We report three cases of childhood PACNS diagnosed based on the findings of vessel wall inflammation using high-resolution VW-MRI after excluding other possible causes of cerebral angiitis. The first patient in our series showed recurrent acute infarction without a definite diagnosis, despite a thorough work-up. VW-MRI revealed narrowing of vessels with concentric wall thickening and diffuse enhancement. These findings played a critical role in the diagnosis of PACNS and in predicting the progression of inflammation. In the second and third cases, VW-MRI gave a direct clue for reaching the diagnosis of PACNS without TFCA. The finding of vessel wall enhancement on VW-MRI furnished important evidence of vasculitis, differentiating the possible etiologies of vasculopathy. The early diagnosis of PACNS prompted the introduction of immunosuppressive treatment. The treatment plan for the third patient was uncertain because of chronic symptoms and nonspecific laboratory findings when he was transferred to our hospital. VW-MRI supported the diagnosis of PACNS with the initiation of immunosuppressants, and the patient fully recovered without any neurologic deficits. Because VW-MRI showed vessel wall enhancement, which indicates active inflammation, we also followed up patients with serial VW-MRI to monitor the disease course and to determine the duration of treatment. Better neurologic outcomes seem to be attributed to an earlier diagnosis with VW-MRI. Although our study was a retrospective study with a small sample size at a single center, which limits the generalizability of the results, the practical use of VW-MRI in the diagnosis and management of childhood PACNS is meaningful. A systematic approach towards establishing the exact sensitivity and specificity of VW-MRI in diagnosing childhood PACNS remains a topic for further research.

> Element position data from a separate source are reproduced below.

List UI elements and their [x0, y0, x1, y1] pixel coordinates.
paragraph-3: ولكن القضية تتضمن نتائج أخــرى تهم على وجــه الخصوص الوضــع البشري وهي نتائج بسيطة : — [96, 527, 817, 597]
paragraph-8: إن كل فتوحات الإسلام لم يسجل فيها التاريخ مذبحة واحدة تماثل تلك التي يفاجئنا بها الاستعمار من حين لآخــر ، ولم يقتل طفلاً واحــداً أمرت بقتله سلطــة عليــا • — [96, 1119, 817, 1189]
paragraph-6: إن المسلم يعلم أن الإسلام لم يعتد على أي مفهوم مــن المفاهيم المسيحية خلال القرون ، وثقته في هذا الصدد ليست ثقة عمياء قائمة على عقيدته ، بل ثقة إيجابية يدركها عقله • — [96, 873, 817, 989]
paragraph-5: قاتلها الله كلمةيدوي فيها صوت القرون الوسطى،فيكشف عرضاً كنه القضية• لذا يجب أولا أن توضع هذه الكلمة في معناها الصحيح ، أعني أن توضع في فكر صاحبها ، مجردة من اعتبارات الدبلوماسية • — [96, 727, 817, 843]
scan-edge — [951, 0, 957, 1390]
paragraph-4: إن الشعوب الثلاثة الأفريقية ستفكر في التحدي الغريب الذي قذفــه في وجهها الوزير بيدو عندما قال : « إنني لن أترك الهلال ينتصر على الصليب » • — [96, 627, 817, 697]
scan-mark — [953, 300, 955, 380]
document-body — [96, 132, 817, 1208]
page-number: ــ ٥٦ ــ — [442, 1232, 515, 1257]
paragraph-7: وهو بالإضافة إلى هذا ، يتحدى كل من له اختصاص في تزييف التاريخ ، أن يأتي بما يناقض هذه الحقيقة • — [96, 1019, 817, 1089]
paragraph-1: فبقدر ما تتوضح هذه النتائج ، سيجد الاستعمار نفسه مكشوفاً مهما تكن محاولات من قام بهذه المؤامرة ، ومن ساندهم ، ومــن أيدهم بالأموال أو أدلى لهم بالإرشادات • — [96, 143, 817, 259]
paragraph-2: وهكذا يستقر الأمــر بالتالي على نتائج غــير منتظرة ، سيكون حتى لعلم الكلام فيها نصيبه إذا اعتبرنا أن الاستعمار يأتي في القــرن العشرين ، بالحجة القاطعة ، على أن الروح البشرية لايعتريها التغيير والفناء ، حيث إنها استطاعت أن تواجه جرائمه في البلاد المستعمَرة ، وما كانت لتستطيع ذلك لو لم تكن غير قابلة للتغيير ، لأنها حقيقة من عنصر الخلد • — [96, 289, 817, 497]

In summary, high-resolution VW-MRI is a promising and useful modality for the early diagnosis and follow-up of childhood PACNS, as it directly visualizes vessel wall inflammation. We recommend VW-MRI for patients suspected of PACNS when the differential diagnosis of arteriopathies is difficult with cerebral angiography, or when the angiography procedure is restricted. VW-MRI could play an important role in identifying the pathophysiology of childhood arteriopathies and could aid in an early diagnosis.